2021
The Color of Coronavirus: COVID-19 Deaths By Race and Ethnicity in the U.S
Country/area: United States
Organisation: American Public Media, APM Research Lab
Organisation size: Small
Publication date: 8 Apr 2020

Credit: Andi Egbert, Benjamin Clary, Gabriel Cortes, Craig Helmstetter, Kristine Liao
Project description:
“The Color of Coronavirus: COVID-19 Deaths By Race and Ethnicity in the U.S.” is the APM Research Lab’s ongoing nationwide COVID-19 mortality monitoring project, with a focus on racially inequitable deaths.
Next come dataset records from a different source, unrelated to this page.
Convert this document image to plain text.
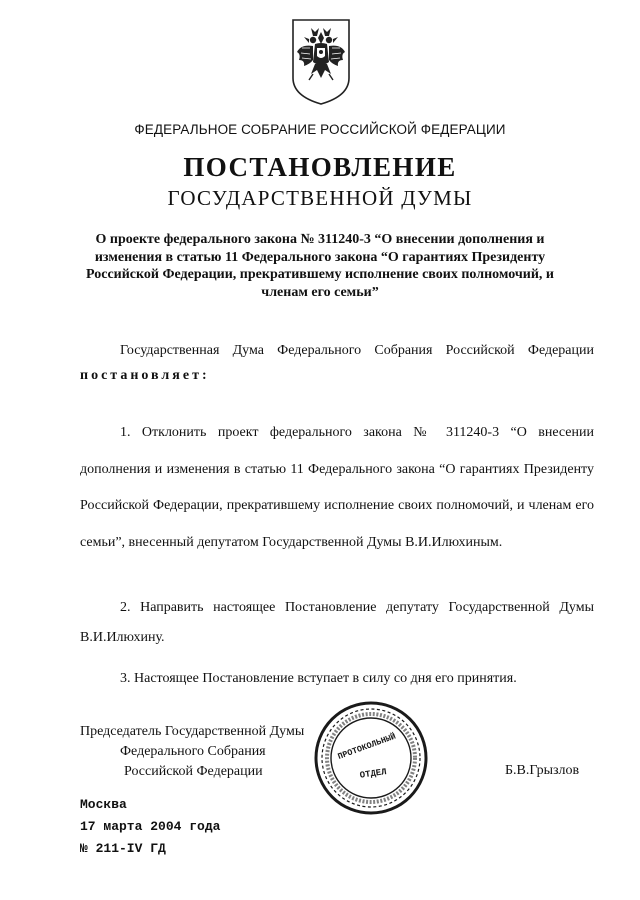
ФЕДЕРАЛЬНОЕ СОБРАНИЕ РОССИЙСКОЙ ФЕДЕРАЦИИ
ПОСТАНОВЛЕНИЕ
ГОСУДАРСТВЕННОЙ ДУМЫ
О проекте федерального закона № 311240-3 “О внесении дополнения и изменения в статью 11 Федерального закона “О гарантиях Президенту Российской Федерации, прекратившему исполнение своих полномочий, и членам его семьи”
Государственная Дума Федерального Собрания Российской Федерации постановляет:
1. Отклонить проект федерального закона № 311240-3 “О внесении дополнения и изменения в статью 11 Федерального закона “О гарантиях Президенту Российской Федерации, прекратившему исполнение своих полномочий, и членам его семьи”, внесенный депутатом Государственной Думы В.И.Илюхиным.
2. Направить настоящее Постановление депутату Государственной Думы В.И.Илюхину.
3. Настоящее Постановление вступает в силу со дня его принятия.
Председатель Государственной Думы
Федерального Собрания
Российской Федерации
ПРОТОКОЛЬНЫЙ
ОТДЕЛ	Б.В.Грызлов
Москва
17 марта 2004 года
№ 211-IV ГД
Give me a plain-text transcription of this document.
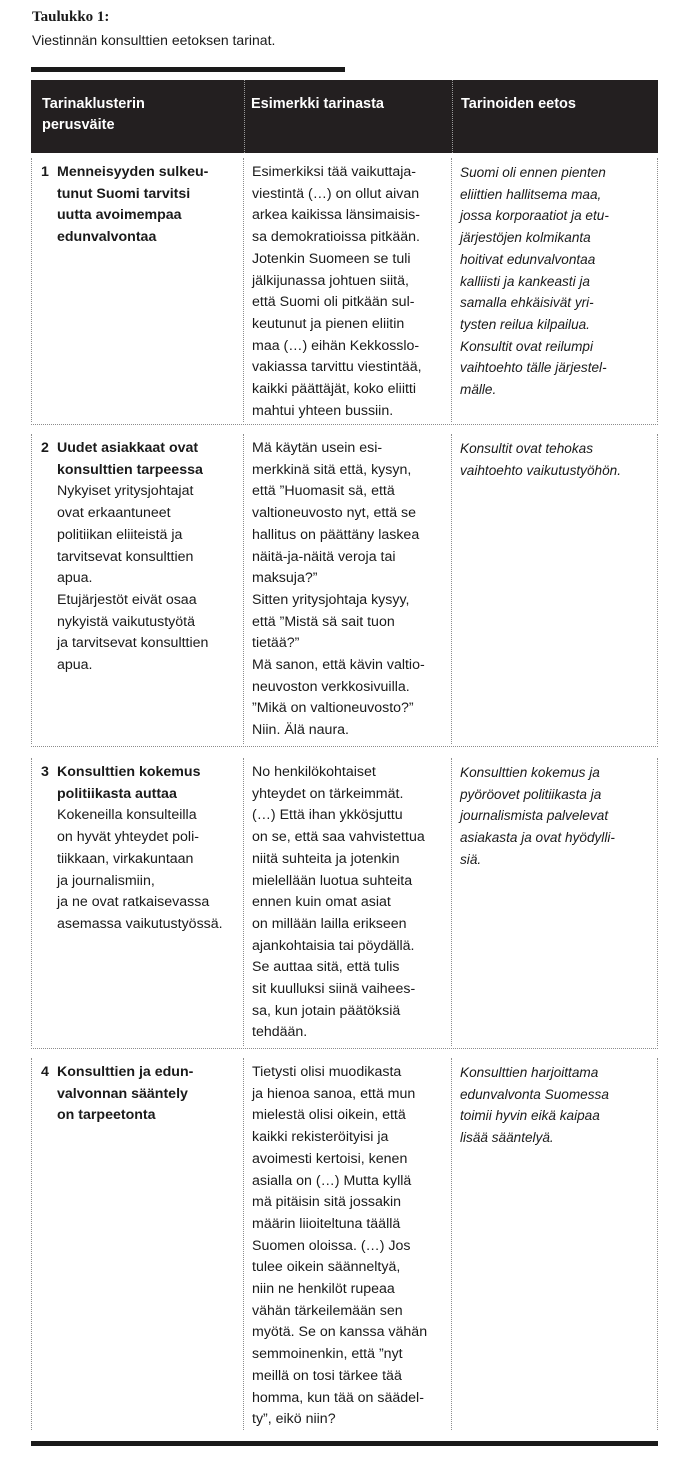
Taulukko 1:
Viestinnän konsulttien eetoksen tarinat.
Tarinaklusterin
perusväite
Esimerkki tarinasta	Tarinoiden eetos
1 Menneisyyden sulkeu-
tunut Suomi tarvitsi
uutta avoimempaa
edunvalvontaa
Esimerkiksi tää vaikuttaja-
viestintä (…) on ollut aivan
arkea kaikissa länsimaisis-
sa demokratioissa pitkään.
Jotenkin Suomeen se tuli
jälkijunassa johtuen siitä,
että Suomi oli pitkään sul-
keutunut ja pienen eliitin
maa (…) eihän Kekkosslo-
vakiassa tarvittu viestintää,
kaikki päättäjät, koko eliitti
mahtui yhteen bussiin.
Suomi oli ennen pienten
eliittien hallitsema maa,
jossa korporaatiot ja etu-
järjestöjen kolmikanta
hoitivat edunvalvontaa
kalliisti ja kankeasti ja
samalla ehkäisivät yri-
tysten reilua kilpailua.
Konsultit ovat reilumpi
vaihtoehto tälle järjestel-
mälle.
2 Uudet asiakkaat ovat
konsulttien tarpeessa
Nykyiset yritysjohtajat
ovat erkaantuneet
politiikan eliiteistä ja
tarvitsevat konsulttien
apua.
Etujärjestöt eivät osaa
nykyistä vaikutustyötä
ja tarvitsevat konsulttien
apua.
Mä käytän usein esi-
merkkinä sitä että, kysyn,
että ”Huomasit sä, että
valtioneuvosto nyt, että se
hallitus on päättäny laskea
näitä-ja-näitä veroja tai
maksuja?”
Sitten yritysjohtaja kysyy,
että ”Mistä sä sait tuon
tietää?”
Mä sanon, että kävin valtio-
neuvoston verkkosivuilla.
”Mikä on valtioneuvosto?”
Niin. Älä naura.
Konsultit ovat tehokas
vaihtoehto vaikutustyöhön.
3 Konsulttien kokemus
politiikasta auttaa
Kokeneilla konsulteilla
on hyvät yhteydet poli-
tiikkaan, virkakuntaan
ja journalismiin,
ja ne ovat ratkaisevassa
asemassa vaikutustyössä.
No henkilökohtaiset
yhteydet on tärkeimmät.
(…) Että ihan ykkösjuttu
on se, että saa vahvistettua
niitä suhteita ja jotenkin
mielellään luotua suhteita
ennen kuin omat asiat
on millään lailla erikseen
ajankohtaisia tai pöydällä.
Se auttaa sitä, että tulis
sit kuulluksi siinä vaihees-
sa, kun jotain päätöksiä
tehdään.
Konsulttien kokemus ja
pyöröovet politiikasta ja
journalismista palvelevat
asiakasta ja ovat hyödylli-
siä.
4 Konsulttien ja edun-
valvonnan sääntely
on tarpeetonta
Tietysti olisi muodikasta
ja hienoa sanoa, että mun
mielestä olisi oikein, että
kaikki rekisteröityisi ja
avoimesti kertoisi, kenen
asialla on (…) Mutta kyllä
mä pitäisin sitä jossakin
määrin liioiteltuna täällä
Suomen oloissa. (…) Jos
tulee oikein säänneltyä,
niin ne henkilöt rupeaa
vähän tärkeilemään sen
myötä. Se on kanssa vähän
semmoinenkin, että ”nyt
meillä on tosi tärkee tää
homma, kun tää on säädel-
ty”, eikö niin?
Konsulttien harjoittama
edunvalvonta Suomessa
toimii hyvin eikä kaipaa
lisää sääntelyä.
The project combines original data collection, demographic data analysis, visualization and compelling narrative.
Impact reached:
- Equipped equity champions with data to drive their work.
- Nearly 1 million pageviews through mid-November.
- Indirectly cited by Joe Biden in the first presidential debate.
- Directly cited in congressional testimony at least 3 times.
- Referenced in articles about Sen. (at the time) Kamala Harris as she announced legislation to combat racial disparities.
- Cited in more than 300 news and media stories by national and international media outlets including Forbes, CNN, NBC News, Vox, JAMA, Politico, Newsweek, Al Jazeera, the Washington Post, The Hill, The Guardian, the New York Times and numerous others.
Data sets requested by nearly 70 institutions of higher learning, medical doctors, health equity think-tanks, etc., including: UC Berkeley, Syracuse University, Los Angeles Economic Development Corporation, Duke University, Margolis Center for Health Policy, Rutgers University, National Women’s Law Center, Johns Hopkins University, Texas Health Institute, Native Hawaiian and other Pacific Islander COVID-19 Resource Team & Asian American and Pacific Islander COVID-19 Policy and Research Team, and more.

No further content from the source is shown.